Despite widespread implementation of effective preventative therapy, stroke-related morbidity and mortality remains high and cerebrovascular disease is the leading cause of disability in the adult population. Beyond these human costs, a significant financial burden is incurred for health services through both in-patient and the subsequent care of stroke patients. Novel therapeutic strategies are needed to reduce this burden. In this article we highlight the growing case for xanthine oxidase inhibition (XOI) as a potential therapeutic approach for the prevention and management of cerebrovascular disease.
Treatment options for patients with acute stroke are limited, and preventative strategies hold the greatest promise for reducing the burden of stroke. Antihypertensive, lipid lowering and anti-thrombotic therapy are effective in this regard Citation[1], but offer incomplete protection and are poorly tolerated by some patients. Accordingly, the development of novel therapeutic interventions is crucial.
The role of uric acid metabolism in the pathophysiology of cardiovascular disease has been the subject of debate for several decades. Numerous epidemiological studies have identified an association between elevated serum uric acid (UA) level and increased incidence of vascular disease, including stroke. Many have reported an independent association, indicating a potentially causal relationship Citation[2]. The predisposing effect on stroke is similar to that for ischemic heart disease. As such, hyperuricemia appears to represent an unaddressed risk factor for both cardio- and cerebro-vascular disease, as well as a target for therapeutic manipulation.
Certainly, there are plausible mechanistic explanations to explain an etiological role for hyperuricemia in relation to atherosclerotic disease. Increased levels of smooth-muscle cell proliferation, low-density lipoprotein oxidation and platelet activation have been reported in association with elevated UA, as well as a putative role in the pathogenesis of hypertension Citation[3].
An alternative hypothesis to explain the association between hyperuricemia and increased vascular risk has been proposed: vascular injury occurs in response to reactive oxygen species that are a byproduct of XO enzymatic activity during production of uric acid. Thus, hyperuricemia may simply represent a surrogate marker for high levels of damaging oxidative stress associated with increased xanthine oxidase (XO) activity, rather than being directly responsible for vascular injury and the subsequent increase in risk.
Uric acid reduction may be achieved through several therapeutic approaches. However, XOI, with drugs such as allopurinol, oxypurinol and febuxostat, represents a therapeutic approach with a potentially dual mechanism of benefit: reduction of both vascular oxidative stress and circulating UA level. Used routinely in clinical practice for prophylaxis against gout, allopurinol is an agent with an acceptable tolerability and safety record that appears to hold potential for vascular protection.

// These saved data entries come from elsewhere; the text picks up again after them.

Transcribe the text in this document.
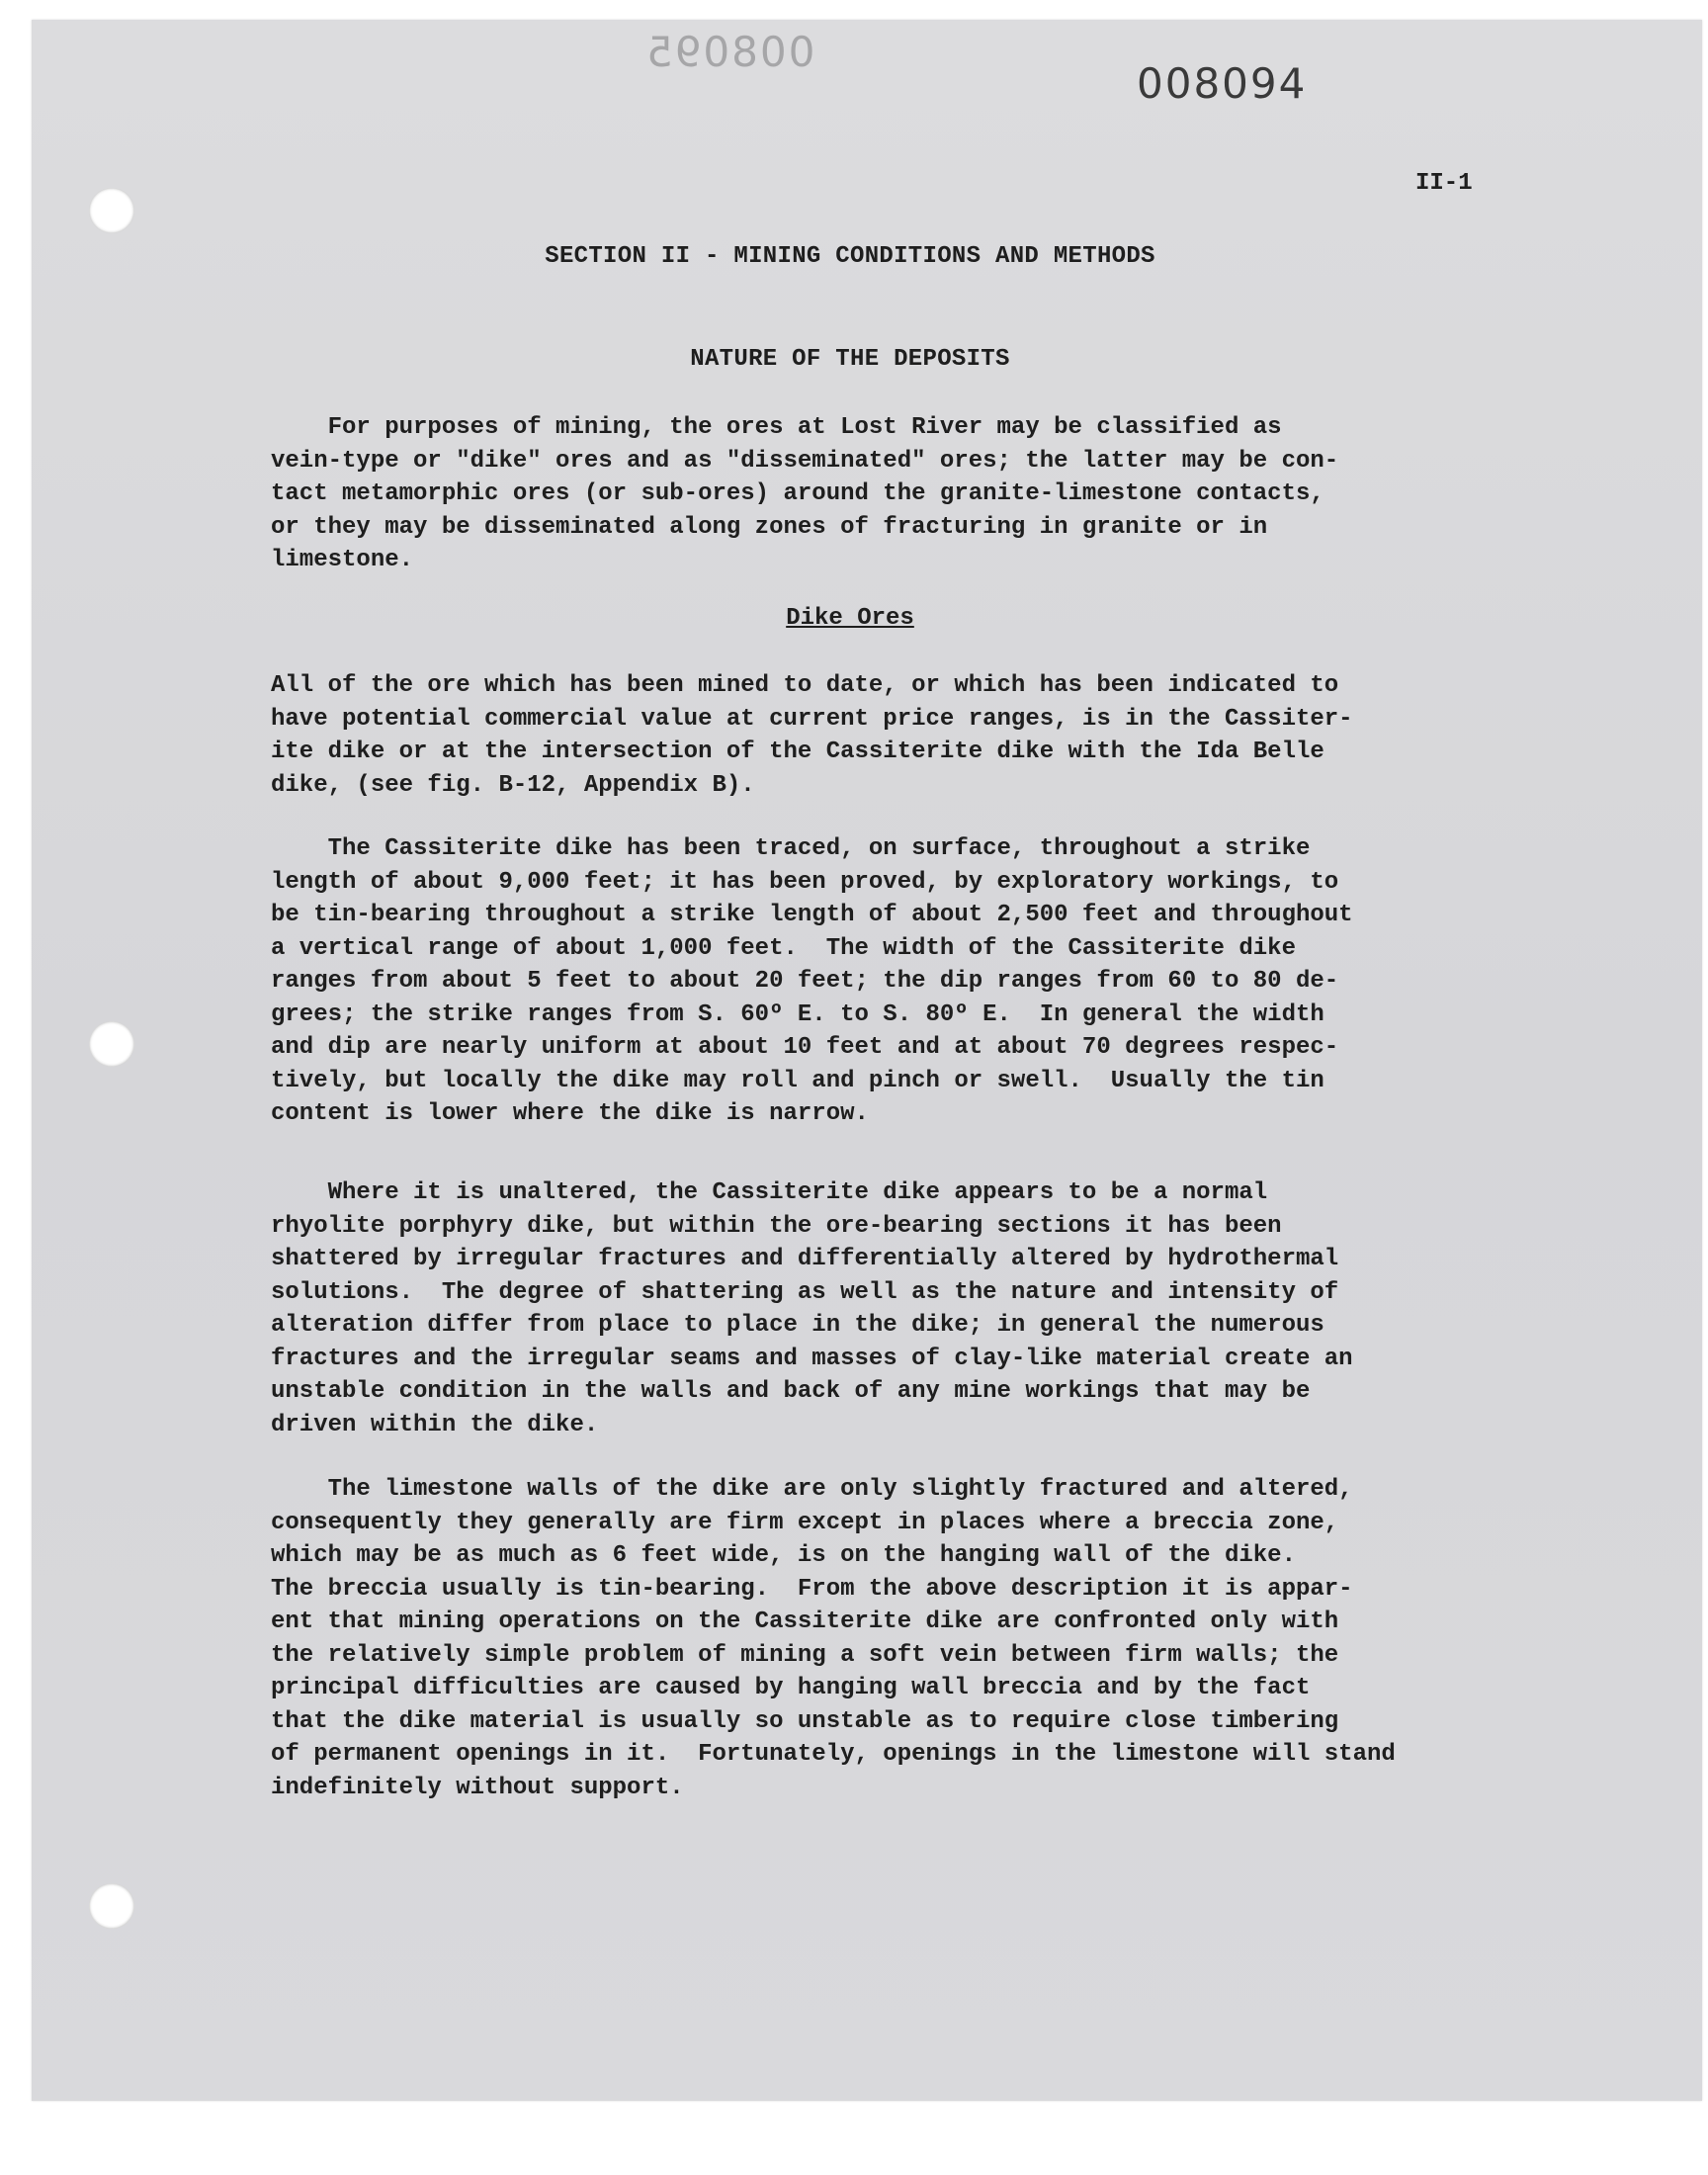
008095
008094
II-1
SECTION II - MINING CONDITIONS AND METHODS
NATURE OF THE DEPOSITS

For purposes of mining, the ores at Lost River may be classified as
vein-type or "dike" ores and as "disseminated" ores; the latter may be con-
tact metamorphic ores (or sub-ores) around the granite-limestone contacts,
or they may be disseminated along zones of fracturing in granite or in
limestone.

Dike Ores

All of the ore which has been mined to date, or which has been indicated to
have potential commercial value at current price ranges, is in the Cassiter-
ite dike or at the intersection of the Cassiterite dike with the Ida Belle
dike, (see fig. B-12, Appendix B).

The Cassiterite dike has been traced, on surface, throughout a strike
length of about 9,000 feet; it has been proved, by exploratory workings, to
be tin-bearing throughout a strike length of about 2,500 feet and throughout
a vertical range of about 1,000 feet.  The width of the Cassiterite dike
ranges from about 5 feet to about 20 feet; the dip ranges from 60 to 80 de-
grees; the strike ranges from S. 60º E. to S. 80º E.  In general the width
and dip are nearly uniform at about 10 feet and at about 70 degrees respec-
tively, but locally the dike may roll and pinch or swell.  Usually the tin
content is lower where the dike is narrow.

Where it is unaltered, the Cassiterite dike appears to be a normal
rhyolite porphyry dike, but within the ore-bearing sections it has been
shattered by irregular fractures and differentially altered by hydrothermal
solutions.  The degree of shattering as well as the nature and intensity of
alteration differ from place to place in the dike; in general the numerous
fractures and the irregular seams and masses of clay-like material create an
unstable condition in the walls and back of any mine workings that may be
driven within the dike.

The limestone walls of the dike are only slightly fractured and altered,
consequently they generally are firm except in places where a breccia zone,
which may be as much as 6 feet wide, is on the hanging wall of the dike.
The breccia usually is tin-bearing.  From the above description it is appar-
ent that mining operations on the Cassiterite dike are confronted only with
the relatively simple problem of mining a soft vein between firm walls; the
principal difficulties are caused by hanging wall breccia and by the fact
that the dike material is usually so unstable as to require close timbering
of permanent openings in it.  Fortunately, openings in the limestone will stand
indefinitely without support.
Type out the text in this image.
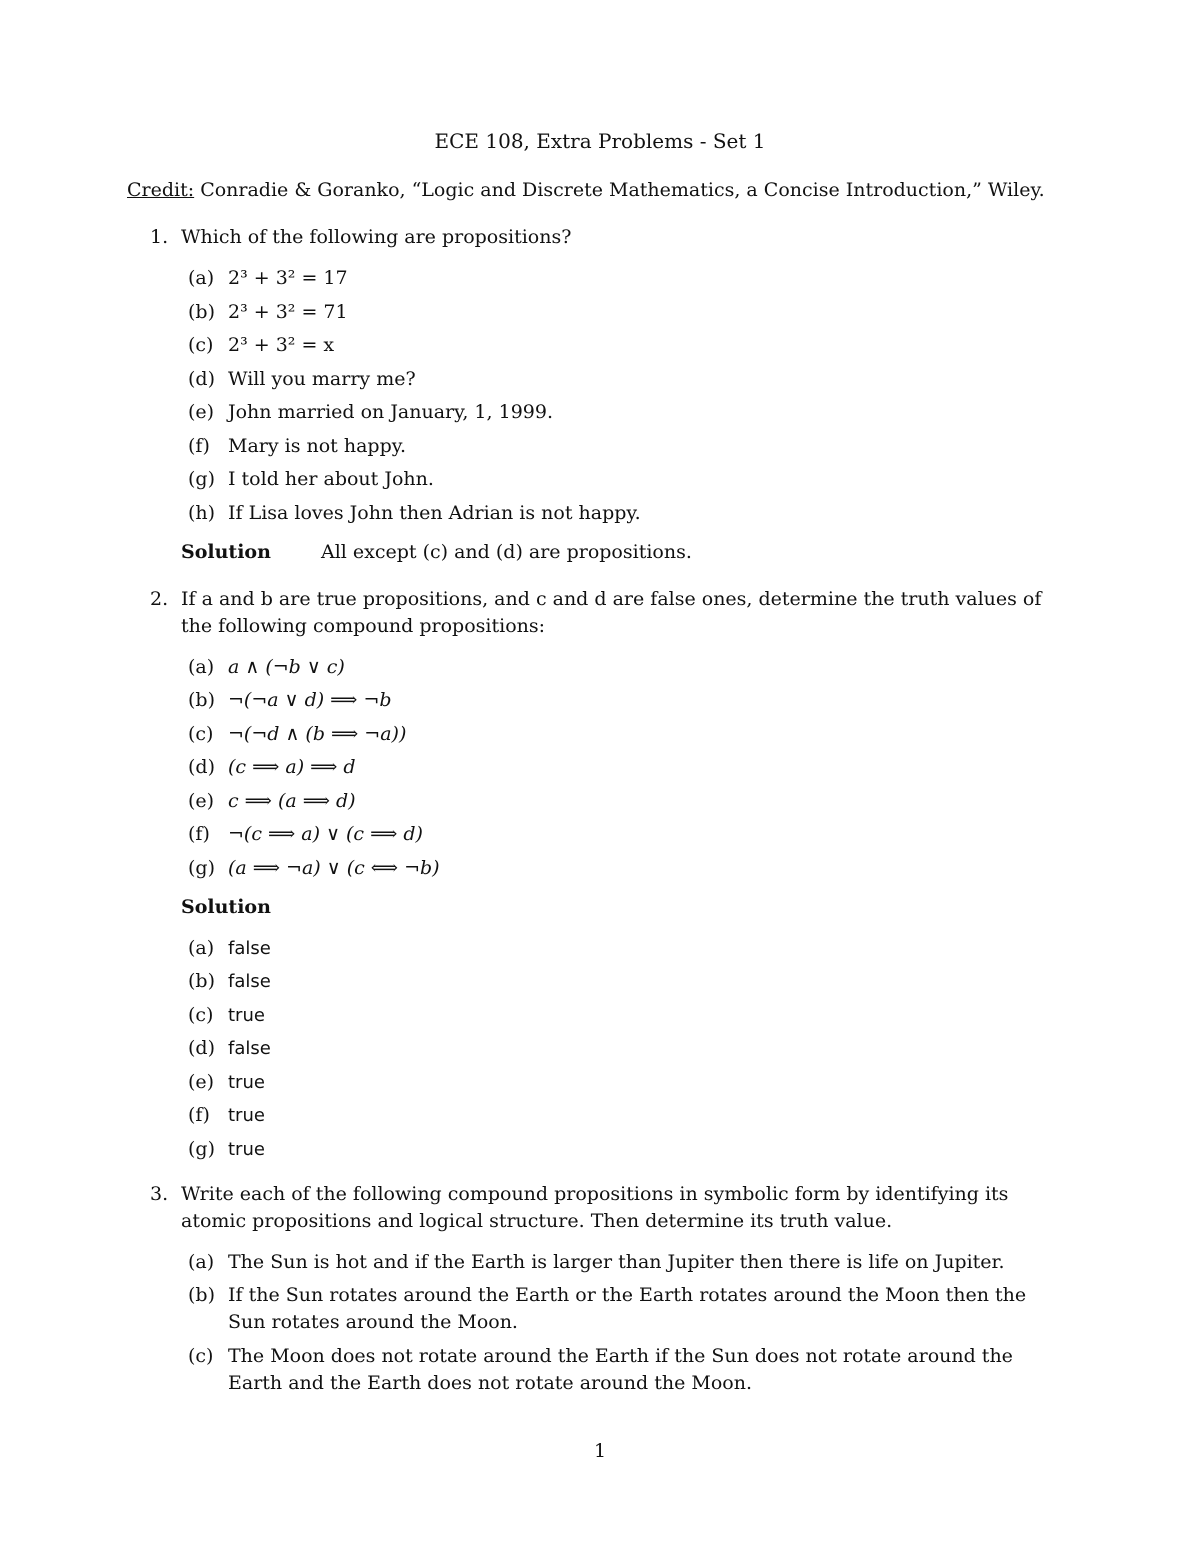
ECE 108, Extra Problems - Set 1
Credit: Conradie & Goranko, “Logic and Discrete Mathematics, a Concise Introduction,” Wiley.
1. Which of the following are propositions?

(a) 2³ + 3² = 17
(b) 2³ + 3² = 71
(c) 2³ + 3² = x
(d) Will you marry me?
(e) John married on January, 1, 1999.
(f) Mary is not happy.
(g) I told her about John.
(h) If Lisa loves John then Adrian is not happy.
Solution	All except (c) and (d) are propositions.
2. If a and b are true propositions, and c and d are false ones, determine the truth values of the following compound propositions:

(a) a ∧ (¬b ∨ c)
(b) ¬(¬a ∨ d) ⟹ ¬b
(c) ¬(¬d ∧ (b ⟹ ¬a))
(d) (c ⟹ a) ⟹ d
(e) c ⟹ (a ⟹ d)
(f) ¬(c ⟹ a) ∨ (c ⟹ d)
(g) (a ⟹ ¬a) ∨ (c ⟺ ¬b)
Solution
(a) false
(b) false
(c) true
(d) false
(e) true
(f)	true
(g) true
3. Write each of the following compound propositions in symbolic form by identifying its atomic propositions and logical structure. Then determine its truth value.

(a) The Sun is hot and if the Earth is larger than Jupiter then there is life on Jupiter.
(b) If the Sun rotates around the Earth or the Earth rotates around the Moon then the Sun rotates around the Moon.
(c) The Moon does not rotate around the Earth if the Sun does not rotate around the Earth and the Earth does not rotate around the Moon.
1
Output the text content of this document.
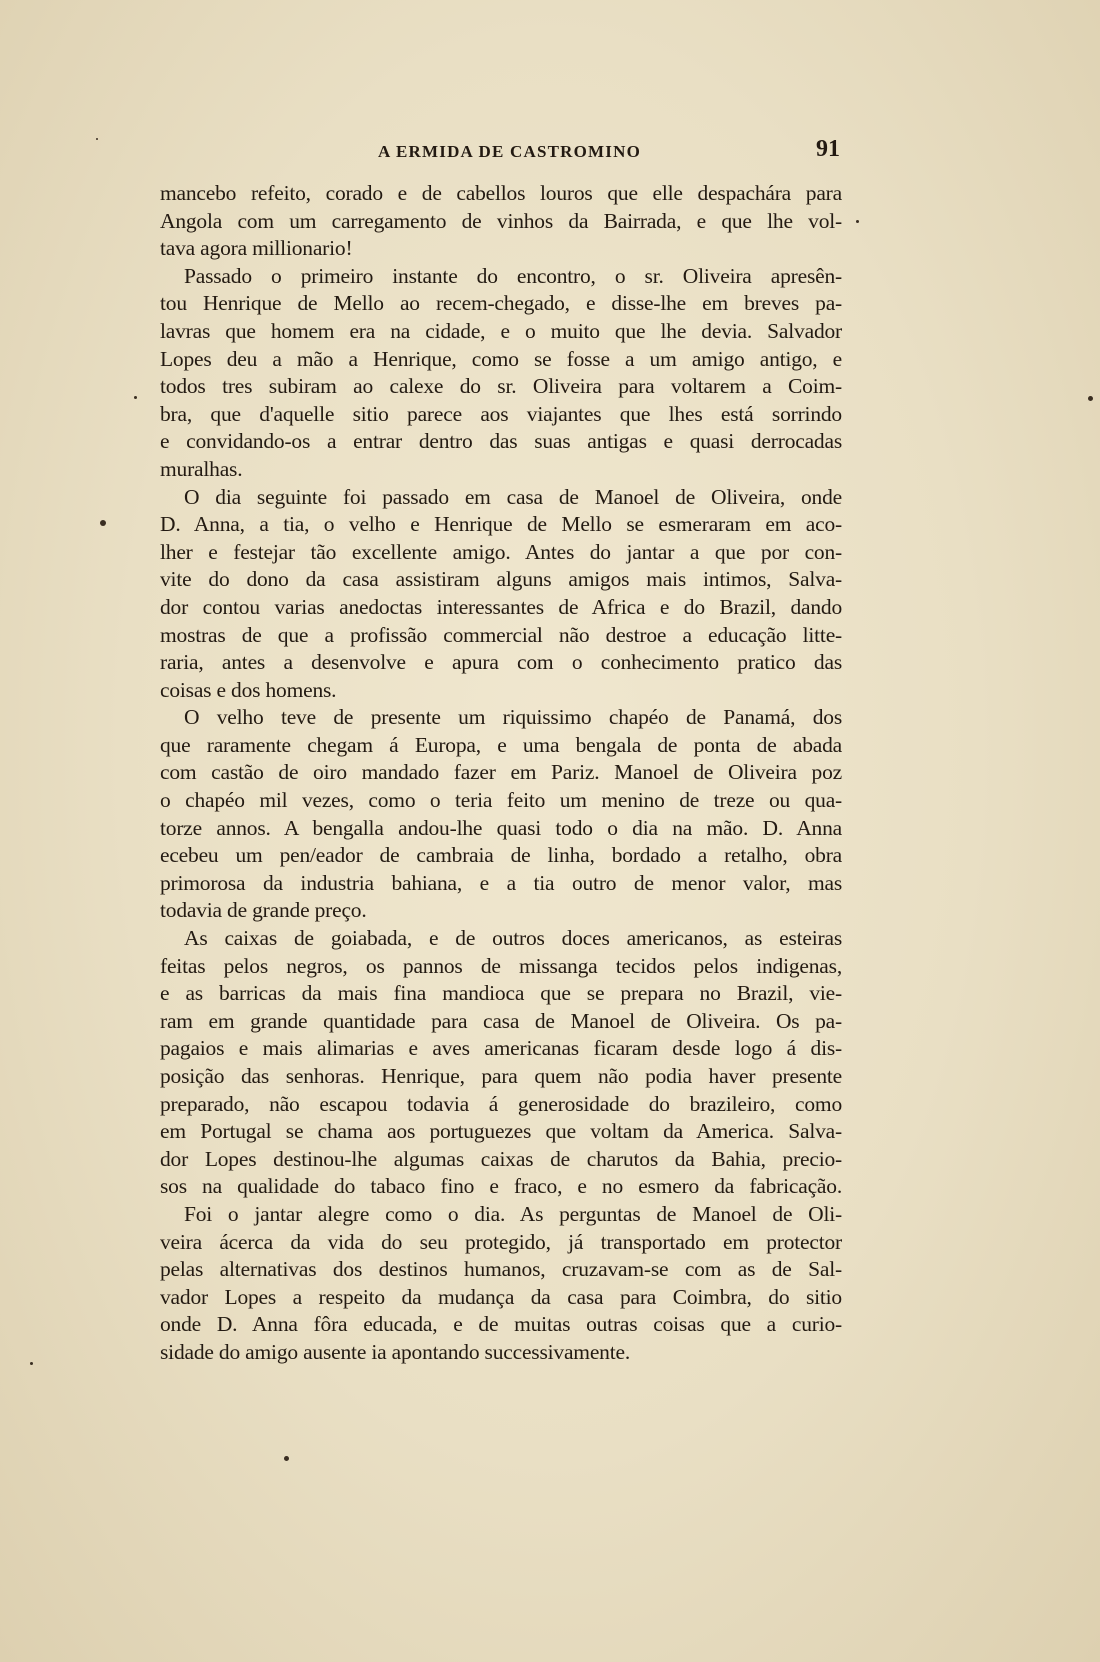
A ERMIDA DE CASTROMINO	91
mancebo refeito, corado e de cabellos louros que elle despachára para
Angola com um carregamento de vinhos da Bairrada, e que lhe vol-
tava agora millionario!
Passado o primeiro instante do encontro, o sr. Oliveira apresên-
tou Henrique de Mello ao recem-chegado, e disse-lhe em breves pa-
lavras que homem era na cidade, e o muito que lhe devia. Salvador
Lopes deu a mão a Henrique, como se fosse a um amigo antigo, e
todos tres subiram ao calexe do sr. Oliveira para voltarem a Coim-
bra, que d'aquelle sitio parece aos viajantes que lhes está sorrindo
e convidando-os a entrar dentro das suas antigas e quasi derrocadas
muralhas.
O dia seguinte foi passado em casa de Manoel de Oliveira, onde
D. Anna, a tia, o velho e Henrique de Mello se esmeraram em aco-
lher e festejar tão excellente amigo. Antes do jantar a que por con-
vite do dono da casa assistiram alguns amigos mais intimos, Salva-
dor contou varias anedoctas interessantes de Africa e do Brazil, dando
mostras de que a profissão commercial não destroe a educação litte-
raria, antes a desenvolve e apura com o conhecimento pratico das
coisas e dos homens.
O velho teve de presente um riquissimo chapéo de Panamá, dos
que raramente chegam á Europa, e uma bengala de ponta de abada
com castão de oiro mandado fazer em Pariz. Manoel de Oliveira poz
o chapéo mil vezes, como o teria feito um menino de treze ou qua-
torze annos. A bengalla andou-lhe quasi todo o dia na mão. D. Anna
ecebeu um pen/eador de cambraia de linha, bordado a retalho, obra
primorosa da industria bahiana, e a tia outro de menor valor, mas
todavia de grande preço.
As caixas de goiabada, e de outros doces americanos, as esteiras
feitas pelos negros, os pannos de missanga tecidos pelos indigenas,
e as barricas da mais fina mandioca que se prepara no Brazil, vie-
ram em grande quantidade para casa de Manoel de Oliveira. Os pa-
pagaios e mais alimarias e aves americanas ficaram desde logo á dis-
posição das senhoras. Henrique, para quem não podia haver presente
preparado, não escapou todavia á generosidade do brazileiro, como
em Portugal se chama aos portuguezes que voltam da America. Salva-
dor Lopes destinou-lhe algumas caixas de charutos da Bahia, precio-
sos na qualidade do tabaco fino e fraco, e no esmero da fabricação.
Foi o jantar alegre como o dia. As perguntas de Manoel de Oli-
veira ácerca da vida do seu protegido, já transportado em protector
pelas alternativas dos destinos humanos, cruzavam-se com as de Sal-
vador Lopes a respeito da mudança da casa para Coimbra, do sitio
onde D. Anna fôra educada, e de muitas outras coisas que a curio-
sidade do amigo ausente ia apontando successivamente.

Despite several decades of interest within the medical literature regarding the XOI hypothesis, the potential effects of treatment remained largely untested in clinical trials. However, the last decade has witnessed something of a renaissance in this area, with a series of interventional studies being conducted across a variety of vascular disease populations. Several studies have reported positive results across a range of surrogate markers of vascular health.
Most recently, promising data from a study of patients with ischemic heart disease have re-emphasized the potential applicability of XOI. Following 6 weeks of treatment with high-dose allopurinol (600 mg daily), patients with angiographically documented coronary artery disease and stable chronic angina pectoris exhibited improved exercise capacity, with prolonged time to chest pain and ST segment depression on exercise tolerance testing Citation[4]. This was in the context of robust antecedent antianginal therapy. Hemodynamic effects were not observed and proposed mechanistic explanations include reduced myocardial demand for metabolic substrate and improved endothelial function. Treatment was well tolerated in the study population and the authors concluded that the agent represents an effective antianginal agent.
This novel finding follows the recent publication of several studies that have reported improvement in endothelial dysfunction, a crucial step in atherogenesis, among patients with established vascular disease. Foremost among these, was the finding that among heart failure patients, this improvement occurred in a dose-dependent manner Citation[5]. Moreover, this appeared independent of reduction in UA level – perhaps suggesting reduction in oxidative stress as the principle mechanism of the observed benefit.
In addition, XOI appears to produce antihypertensive effects Citation[6]. Among hypertensive adolescents, 4 weeks of treatment with allopurinol was associated with a significant reduction in blood pressure.
Beyond these improvements in surrogate markers of cardiovascular function, retrospective population-based studies have indicated potential benefits in relation to mortality, with reduced all-cause mortality associated with XOI treatment among hyperuricemic patients Citation[7]. The largest prospective study to date examined a composite end point of heart failure-related morbidity and mortality in a chronic heart failure population Citation[8]. Disappointingly, no significant treatment effect was identified overall, although retrospective analysis identified a strong trend towards benefit among patients stratified as hyperuricemic.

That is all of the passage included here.